Sino-Russian baby comes of age

By M K Bhadrakumar (Asia Times Online)

By the yardstick of Jacques, the melancholy philosopher-clown in William Shakespeare’s play As You Like It, the Shanghai Cooperation Organization (SCO) has indisputably passed the stage of “Mewing and pucking in the nurse’s arms”.

Nor is SCO anymore the “whining schoolboy, with his satchel/And shining morning face, creeping like snail/Unwillingly to school”. The SCO more and more resembles Jacques’ lover, “Sighing like a furnace, with a woeful ballad/Made to his mistress’ eyebrow.” Indeed, if all the world’s a stage and the regional organizations are players who make their exits and entrances, the SCO is doing remarkably well playing many parts. That it has finally reached adulthood is beyond dispute.
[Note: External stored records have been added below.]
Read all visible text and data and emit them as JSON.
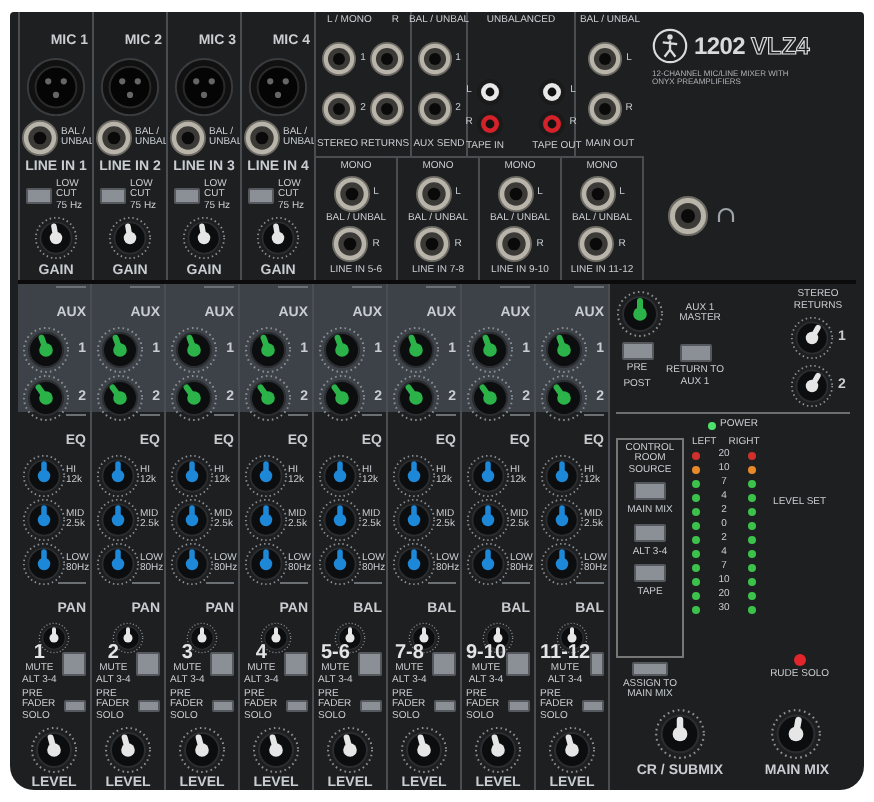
{
  "top": {
    "mic_channels": [
      {
        "mic": "MIC 1",
        "jack_note": "BAL / UNBAL",
        "line": "LINE IN 1",
        "low_cut": "LOW CUT 75 Hz",
        "gain": "GAIN"
      },
      {
        "mic": "MIC 2",
        "jack_note": "BAL / UNBAL",
        "line": "LINE IN 2",
        "low_cut": "LOW CUT 75 Hz",
        "gain": "GAIN"
      },
      {
        "mic": "MIC 3",
        "jack_note": "BAL / UNBAL",
        "line": "LINE IN 3",
        "low_cut": "LOW CUT 75 Hz",
        "gain": "GAIN"
      },
      {
        "mic": "MIC 4",
        "jack_note": "BAL / UNBAL",
        "line": "LINE IN 4",
        "low_cut": "LOW CUT 75 Hz",
        "gain": "GAIN"
      }
    ],
    "stereo_returns": {
      "labels": [
        "L / MONO",
        "R"
      ],
      "rows": [
        "1",
        "2"
      ],
      "title": "STEREO RETURNS"
    },
    "aux_send": {
      "header": "BAL / UNBAL",
      "jacks": [
        "1",
        "2"
      ],
      "title": "AUX SEND"
    },
    "tape": {
      "header": "UNBALANCED",
      "inputs": [
        {
          "title": "TAPE IN",
          "labels": [
            "L",
            "R"
          ]
        },
        {
          "title": "TAPE OUT",
          "labels": [
            "L",
            "R"
          ]
        }
      ]
    },
    "main_out": {
      "header": "BAL / UNBAL",
      "jacks": [
        "L",
        "R"
      ],
      "title": "MAIN OUT"
    },
    "stereo_line_inputs": [
      {
        "header": "MONO",
        "jacks": [
          "L",
          "R"
        ],
        "note": "BAL / UNBAL",
        "title": "LINE IN 5-6"
      },
      {
        "header": "MONO",
        "jacks": [
          "L",
          "R"
        ],
        "note": "BAL / UNBAL",
        "title": "LINE IN 7-8"
      },
      {
        "header": "MONO",
        "jacks": [
          "L",
          "R"
        ],
        "note": "BAL / UNBAL",
        "title": "LINE IN 9-10"
      },
      {
        "header": "MONO",
        "jacks": [
          "L",
          "R"
        ],
        "note": "BAL / UNBAL",
        "title": "LINE IN 11-12"
      }
    ],
    "logo": {
      "model": "1202",
      "model_suffix": "VLZ4",
      "subtitle": "12-CHANNEL MIC/LINE MIXER WITH ONYX PREAMPLIFIERS"
    }
  },
  "strips": [
    {
      "aux_header": "AUX",
      "aux": [
        "1",
        "2"
      ],
      "eq_header": "EQ",
      "eq": [
        "HI 12k",
        "MID 2.5k",
        "LOW 80Hz"
      ],
      "pan": "PAN",
      "number": "1",
      "mute_label": "MUTE",
      "mute_sub": "ALT 3-4",
      "solo": "PRE FADER SOLO",
      "fader": "LEVEL"
    },
    {
      "aux_header": "AUX",
      "aux": [
        "1",
        "2"
      ],
      "eq_header": "EQ",
      "eq": [
        "HI 12k",
        "MID 2.5k",
        "LOW 80Hz"
      ],
      "pan": "PAN",
      "number": "2",
      "mute_label": "MUTE",
      "mute_sub": "ALT 3-4",
      "solo": "PRE FADER SOLO",
      "fader": "LEVEL"
    },
    {
      "aux_header": "AUX",
      "aux": [
        "1",
        "2"
      ],
      "eq_header": "EQ",
      "eq": [
        "HI 12k",
        "MID 2.5k",
        "LOW 80Hz"
      ],
      "pan": "PAN",
      "number": "3",
      "mute_label": "MUTE",
      "mute_sub": "ALT 3-4",
      "solo": "PRE FADER SOLO",
      "fader": "LEVEL"
    },
    {
      "aux_header": "AUX",
      "aux": [
        "1",
        "2"
      ],
      "eq_header": "EQ",
      "eq": [
        "HI 12k",
        "MID 2.5k",
        "LOW 80Hz"
      ],
      "pan": "PAN",
      "number": "4",
      "mute_label": "MUTE",
      "mute_sub": "ALT 3-4",
      "solo": "PRE FADER SOLO",
      "fader": "LEVEL"
    },
    {
      "aux_header": "AUX",
      "aux": [
        "1",
        "2"
      ],
      "eq_header": "EQ",
      "eq": [
        "HI 12k",
        "MID 2.5k",
        "LOW 80Hz"
      ],
      "pan": "BAL",
      "number": "5-6",
      "mute_label": "MUTE",
      "mute_sub": "ALT 3-4",
      "solo": "PRE FADER SOLO",
      "fader": "LEVEL"
    },
    {
      "aux_header": "AUX",
      "aux": [
        "1",
        "2"
      ],
      "eq_header": "EQ",
      "eq": [
        "HI 12k",
        "MID 2.5k",
        "LOW 80Hz"
      ],
      "pan": "BAL",
      "number": "7-8",
      "mute_label": "MUTE",
      "mute_sub": "ALT 3-4",
      "solo": "PRE FADER SOLO",
      "fader": "LEVEL"
    },
    {
      "aux_header": "AUX",
      "aux": [
        "1",
        "2"
      ],
      "eq_header": "EQ",
      "eq": [
        "HI 12k",
        "MID 2.5k",
        "LOW 80Hz"
      ],
      "pan": "BAL",
      "number": "9-10",
      "mute_label": "MUTE",
      "mute_sub": "ALT 3-4",
      "solo": "PRE FADER SOLO",
      "fader": "LEVEL"
    },
    {
      "aux_header": "AUX",
      "aux": [
        "1",
        "2"
      ],
      "eq_header": "EQ",
      "eq": [
        "HI 12k",
        "MID 2.5k",
        "LOW 80Hz"
      ],
      "pan": "BAL",
      "number": "11-12",
      "mute_label": "MUTE",
      "mute_sub": "ALT 3-4",
      "solo": "PRE FADER SOLO",
      "fader": "LEVEL"
    }
  ],
  "master": {
    "aux_master": "AUX 1 MASTER",
    "returns": {
      "label": "STEREO RETURNS",
      "knobs": [
        "1",
        "2"
      ]
    },
    "pre_post": [
      "PRE",
      "POST"
    ],
    "return_to_aux": "RETURN TO AUX 1",
    "power": {
      "label": "POWER",
      "on": true
    },
    "control_room": {
      "title": "CONTROL ROOM SOURCE",
      "buttons": [
        "MAIN MIX",
        "ALT 3-4",
        "TAPE"
      ]
    },
    "assign": "ASSIGN TO MAIN MIX",
    "meter": {
      "headers": [
        "LEFT",
        "RIGHT"
      ],
      "segments": [
        {
          "label": "20",
          "color": "#d0312d"
        },
        {
          "label": "10",
          "color": "#e88a2a"
        },
        {
          "label": "7",
          "color": "#3cc24a"
        },
        {
          "label": "4",
          "color": "#3cc24a"
        },
        {
          "label": "2",
          "color": "#3cc24a"
        },
        {
          "label": "0",
          "color": "#3cc24a"
        },
        {
          "label": "2",
          "color": "#3cc24a"
        },
        {
          "label": "4",
          "color": "#3cc24a"
        },
        {
          "label": "7",
          "color": "#3cc24a"
        },
        {
          "label": "10",
          "color": "#3cc24a"
        },
        {
          "label": "20",
          "color": "#3cc24a"
        },
        {
          "label": "30",
          "color": "#3cc24a"
        }
      ]
    },
    "level_set": "LEVEL SET",
    "rude_solo": {
      "label": "RUDE SOLO",
      "on": true
    },
    "cr_submix": "CR / SUBMIX",
    "main_mix": "MAIN MIX"
  }
}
But growing up is never easy, especially adolescence, and the past year since the SCO summit in Dushanbe, Tajikistan, has been particularly transformational. What stands out when the SCO’s ninth summit meeting begins in the Urals city of Yekaterinburg in Russia on Monday is that the setting in which the regional organization – comprising China, Kazakhstan, Kyrgyzstan, Russia, Tajikistan and Uzbekistan – is called on to perform has itself unrecognizably shifted since last August’s gathering of leaders in Dushanbe. First, the big picture.

The locus shifts east
The world economic crisis has descended on the SCO space like a Siberian blast that brings frost and ice and leaves behind a white winter, sparking mild hysteria. The landscape seems uniformly attired, but that can be a highly deceptive appearance. Russia and China, which make up the sum total of the SCO experience, are responding to the economic crisis in vastly different terms.

For Russia, as former prime minister and well-known scholar academician Yevgeniy Primakov observed ruefully in a recent Izvestia interview, “Russia will not come out of the crisis anytime soon … Russia will most likely come out of the recession in the second echelon – after the developed countries … The trap of the present crisis is that it is not localized but is worldwide. Russia is dependent on other countries. That lessens the opportunity to get out of the recession in a short period of time.” [1]
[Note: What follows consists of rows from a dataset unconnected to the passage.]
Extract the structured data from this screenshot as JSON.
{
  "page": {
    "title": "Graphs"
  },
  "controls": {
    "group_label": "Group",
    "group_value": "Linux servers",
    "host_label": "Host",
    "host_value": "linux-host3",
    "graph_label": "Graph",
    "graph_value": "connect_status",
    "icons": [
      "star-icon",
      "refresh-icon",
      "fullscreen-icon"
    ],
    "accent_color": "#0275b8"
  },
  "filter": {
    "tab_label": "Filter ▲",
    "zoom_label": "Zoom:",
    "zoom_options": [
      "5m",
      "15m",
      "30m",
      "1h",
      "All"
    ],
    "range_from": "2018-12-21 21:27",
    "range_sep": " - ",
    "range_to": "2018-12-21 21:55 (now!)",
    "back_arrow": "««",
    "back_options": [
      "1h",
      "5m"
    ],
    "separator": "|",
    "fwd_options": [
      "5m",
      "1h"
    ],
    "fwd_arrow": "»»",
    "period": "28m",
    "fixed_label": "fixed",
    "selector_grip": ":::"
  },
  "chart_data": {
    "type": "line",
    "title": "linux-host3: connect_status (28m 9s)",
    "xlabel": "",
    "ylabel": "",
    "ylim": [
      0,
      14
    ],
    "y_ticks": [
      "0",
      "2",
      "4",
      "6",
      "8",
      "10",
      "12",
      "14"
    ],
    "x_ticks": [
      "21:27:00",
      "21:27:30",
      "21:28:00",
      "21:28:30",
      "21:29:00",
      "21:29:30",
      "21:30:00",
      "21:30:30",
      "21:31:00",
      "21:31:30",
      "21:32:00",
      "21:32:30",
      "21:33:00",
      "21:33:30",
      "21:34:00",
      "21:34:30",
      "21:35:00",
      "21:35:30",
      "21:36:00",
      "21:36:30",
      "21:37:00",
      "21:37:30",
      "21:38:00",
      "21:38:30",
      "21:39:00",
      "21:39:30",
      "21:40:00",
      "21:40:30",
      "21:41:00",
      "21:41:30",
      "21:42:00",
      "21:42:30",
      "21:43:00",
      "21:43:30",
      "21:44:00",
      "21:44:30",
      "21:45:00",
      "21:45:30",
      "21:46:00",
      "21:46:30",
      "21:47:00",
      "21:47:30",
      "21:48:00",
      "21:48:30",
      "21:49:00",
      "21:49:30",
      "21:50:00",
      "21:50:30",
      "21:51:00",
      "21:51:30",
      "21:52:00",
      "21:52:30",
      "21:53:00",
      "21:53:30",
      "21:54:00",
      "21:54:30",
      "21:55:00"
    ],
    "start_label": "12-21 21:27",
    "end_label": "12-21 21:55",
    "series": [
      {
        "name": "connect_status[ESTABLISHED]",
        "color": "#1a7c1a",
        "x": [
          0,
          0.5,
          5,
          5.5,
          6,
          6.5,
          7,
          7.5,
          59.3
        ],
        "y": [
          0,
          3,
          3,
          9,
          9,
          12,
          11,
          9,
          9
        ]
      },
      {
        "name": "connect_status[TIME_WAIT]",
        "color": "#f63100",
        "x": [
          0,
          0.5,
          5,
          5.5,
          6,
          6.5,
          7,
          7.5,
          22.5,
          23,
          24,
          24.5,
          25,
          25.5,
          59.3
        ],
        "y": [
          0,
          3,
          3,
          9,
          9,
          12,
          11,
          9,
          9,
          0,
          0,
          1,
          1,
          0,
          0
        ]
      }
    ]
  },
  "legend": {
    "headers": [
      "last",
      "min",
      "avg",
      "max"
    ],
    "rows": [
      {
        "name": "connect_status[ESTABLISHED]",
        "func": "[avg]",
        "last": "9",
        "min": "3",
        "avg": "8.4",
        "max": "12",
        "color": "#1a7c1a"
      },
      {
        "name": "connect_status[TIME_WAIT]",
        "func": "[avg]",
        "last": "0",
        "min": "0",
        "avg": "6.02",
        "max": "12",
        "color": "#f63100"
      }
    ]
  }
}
Primakov should know. It was he as president Boris Yeltsin’s prime minister who steered Russia out of its near-terminal financial crisis 10 years ago that brought the whole post-Soviet edifice in Moscow all but tumbling down.

Russia’s economic structure is such that 40% of its gross domestic product (GDP) is created through raw material exports, which engenders a highly vulnerable threshold when the world economy as a whole gets caught up in the grip of recession. But what about China?
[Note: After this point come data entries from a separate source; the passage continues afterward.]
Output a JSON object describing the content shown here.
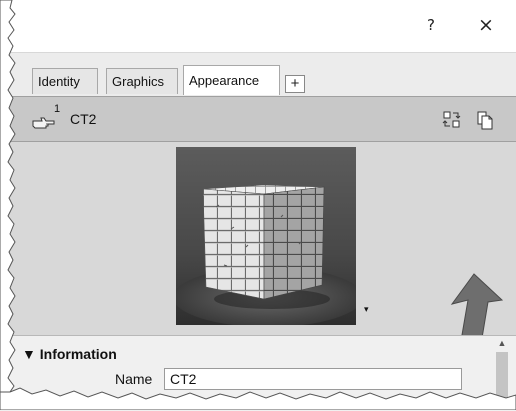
{
  "window": {
    "help_label": "?",
    "close_label": "×"
  },
  "tabs": [
    {
      "label": "Identity",
      "active": false
    },
    {
      "label": "Graphics",
      "active": false
    },
    {
      "label": "Appearance",
      "active": true
    }
  ],
  "add_tab_label": "+",
  "object": {
    "index": "1",
    "name": "CT2"
  },
  "icons": {
    "object": "hand-pointer-icon",
    "tool_1": "swap-icon",
    "tool_2": "copy-pages-icon",
    "thumbnail_menu": "dropdown-triangle-icon",
    "collapse": "collapse-triangle-icon"
  },
  "thumbnail_menu_glyph": "▾",
  "info": {
    "header": "▼ Information",
    "name_label": "Name",
    "name_value": "CT2"
  },
  "scrollbar": {
    "up_glyph": "▲"
  },
  "colors": {
    "arrow": "#6e6e6e",
    "object_bar": "#c8c8c8",
    "content_bg": "#d8d8d8"
  }
}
This was how Primakov compared the Chinese and Russian economic scenario:
In China too, as in Russia, exports make up a significant part of the GDP. The crisis smacked them and us. The difference is that China exports ready-made products, while on our country [Russia] a strong raw material flow was traditional. What are the Chinese doing?

They are moving a large part of the ready-made goods to the domestic market. At the same time, they are trying to raise the population’s solvent demand. On this basis, the plants and factories will continue to operate and the economy will work.

We [Russia] cannot do that. If raw materials are moved to the domestic market, consumers of such vast volumes will not be found. Raise the population’s solvent demand? That merely steps up imports.